Do you want your children to be in charge of your TV?
Your answer may depend on how much TV is available to you. Are you getting over-the-air TV, now with fistfuls of subchannels? Are you getting cable? Are you in the 500-channel satellite TV category? Then there are the streaming TV services like Netflix.
That could be an awful lot of choice for any child -- and maybe too much, depending on their age and development, even if kids tend to pick up new technology faster than their elders. What if they hook up a gaming console to the TV and can play interactive games over the Internet with other kids? Or maybe those "other kids" are just pretending to be kids.
Even though technology can cause problems, technology also can help parents restrict the choices available and steer kids into age-appropriate content.
A service from Canada called Ameba can help parents sift through what can be a daunting maze of content. Ameba was spiritually begotten from YouTube, although it has no connection with the Web-based, Google-owned video service.
Computer users easily gravitated toward YouTube because it was easy to use, said Ameba CEO Tony Havelka. But Havelka's idea was to send the stream in the other direction, tailoring it to children.
"Kids are one or two clicks away from some terrible content," Havelka told Catholic News Service. "There's some stuff there that nobody should ever see." He added that his thinking was along the lines of, "Rather than have 'kids and family' being a genre, why not just make it the service?"
Parents "don't have to monitor everything that's on there (Ameba), because they know that everything that's on there is geared toward children," Havelka said. The service's website is: www.amebatv.com.
"Five years ago we had it so the parent would become the programmer. Children would then choose from that selection. Parents knew that everything was within their social and moral values. But it turned out they didn't have the time. So we started parsing out the content," he noted.
"We talked to rights holders from around the world," Havelka told CNS. "Most of them buy in right away. We pump up to almost 25 million devices in the U.S. and Canada, so it gives them a great reach. We don't curate a library. We deal with professionals. We don't deal with content providers who work in their backyard," so a random, camcorder-shot birthday party video is not going to appear on the service.
Havelka talks in terms of the "10-foot experience" (TV), the "four-foot experience" (computers) and the "two-foot experience" (tablets).
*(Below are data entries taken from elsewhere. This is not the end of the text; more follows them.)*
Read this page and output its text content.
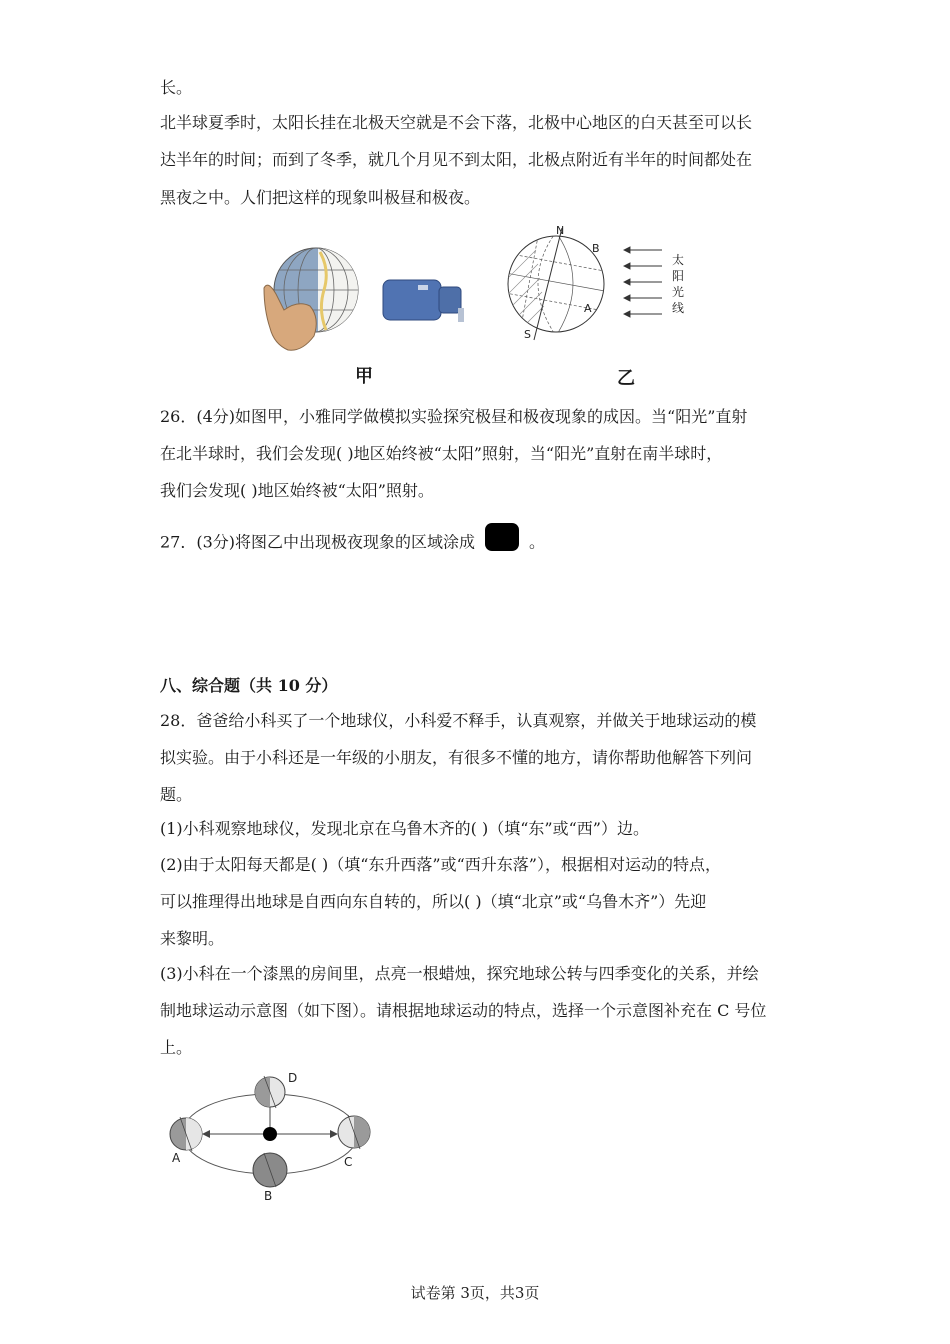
长。
北半球夏季时，太阳长挂在北极天空就是不会下落，北极中心地区的白天甚至可以长
达半年的时间；而到了冬季，就几个月见不到太阳，北极点附近有半年的时间都处在
黑夜之中。人们把这样的现象叫极昼和极夜。
N
B
A
S
太
阳
光
线
甲	乙
26．(4分)如图甲，小雅同学做模拟实验探究极昼和极夜现象的成因。当“阳光”直射
在北半球时，我们会发现( )地区始终被“太阳”照射，当“阳光”直射在南半球时，
我们会发现( )地区始终被“太阳”照射。
27．(3分)将图乙中出现极夜现象的区域涂成	。
八、综合题（共 10 分）
28．爸爸给小科买了一个地球仪，小科爱不释手，认真观察，并做关于地球运动的模
拟实验。由于小科还是一年级的小朋友，有很多不懂的地方，请你帮助他解答下列问
题。
(1)小科观察地球仪，发现北京在乌鲁木齐的( )（填“东”或“西”）边。
(2)由于太阳每天都是( )（填“东升西落”或“西升东落”），根据相对运动的特点，
可以推理得出地球是自西向东自转的，所以( )（填“北京”或“乌鲁木齐”）先迎
来黎明。
(3)小科在一个漆黑的房间里，点亮一根蜡烛，探究地球公转与四季变化的关系，并绘
制地球运动示意图（如下图）。请根据地球运动的特点，选择一个示意图补充在 C 号位
上。
D
A
B
C
试卷第 3页，共3页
Ameba can be hooked up to each of them, even a tube TV, he said. Ameba also can be accessed through Roku and Xbox devices, signing up a thousand new users a day via Xbox since the deal was inked last year, Havelka added.
Ameba "knows" what children like and don't like based on their previous choices and can suggest similar content. If you have more than one child, Ameba will gear content suggestions for, say, an 8-year-old girl instead of her 11-year-old brother once she logs in.
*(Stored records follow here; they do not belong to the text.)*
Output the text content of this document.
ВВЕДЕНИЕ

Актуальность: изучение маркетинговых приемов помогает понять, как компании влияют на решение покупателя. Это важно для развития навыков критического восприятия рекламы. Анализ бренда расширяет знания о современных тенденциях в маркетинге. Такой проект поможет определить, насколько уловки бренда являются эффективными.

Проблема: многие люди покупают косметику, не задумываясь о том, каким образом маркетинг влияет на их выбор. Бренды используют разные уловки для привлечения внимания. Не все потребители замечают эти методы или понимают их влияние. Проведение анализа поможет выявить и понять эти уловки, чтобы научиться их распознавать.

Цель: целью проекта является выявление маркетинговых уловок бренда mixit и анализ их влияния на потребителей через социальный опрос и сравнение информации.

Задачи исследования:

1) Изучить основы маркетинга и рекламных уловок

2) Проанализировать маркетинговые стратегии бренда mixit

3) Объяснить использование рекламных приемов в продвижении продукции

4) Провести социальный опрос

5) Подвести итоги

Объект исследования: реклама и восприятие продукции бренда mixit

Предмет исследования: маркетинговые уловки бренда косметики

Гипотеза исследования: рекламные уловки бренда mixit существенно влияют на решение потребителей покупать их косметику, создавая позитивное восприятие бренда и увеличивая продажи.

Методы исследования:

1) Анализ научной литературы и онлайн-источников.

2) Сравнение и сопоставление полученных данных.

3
Teachers and home-schooling parents have also taken to Ameba to select and show educational content to students. "There's a lot of programming that's in line with the curriculum that's being taught in schools right now," Havelka said, even as schools spend to upgrade technology before acquiring content to maximize its potential.
Ameba is hardly the only entrant in this field. Netflix has an app for iOS and Android users which, like Ameba, can accommodate multiple user profiles. Nickelodeon has both the Nick and Nick Jr. apps, and Cartoon Network has its own app as well. You'd have to be a cable subscriber to successfully "authenticate" the app.
Parents would have to steer away kids away from any "Adult Swim" content that might crop up on Cartoon Network's app. Nick Jr. has the ever-popular "Dora the Explorer" available on its app as well as some original content. As for Nick, I've found that the commercially supported cable channel's fare is coarser than that of its competitor Disney Channel, which takes its pound of flesh in fees up front from the cable franchise, which in turn marks up subscribers' monthly bills.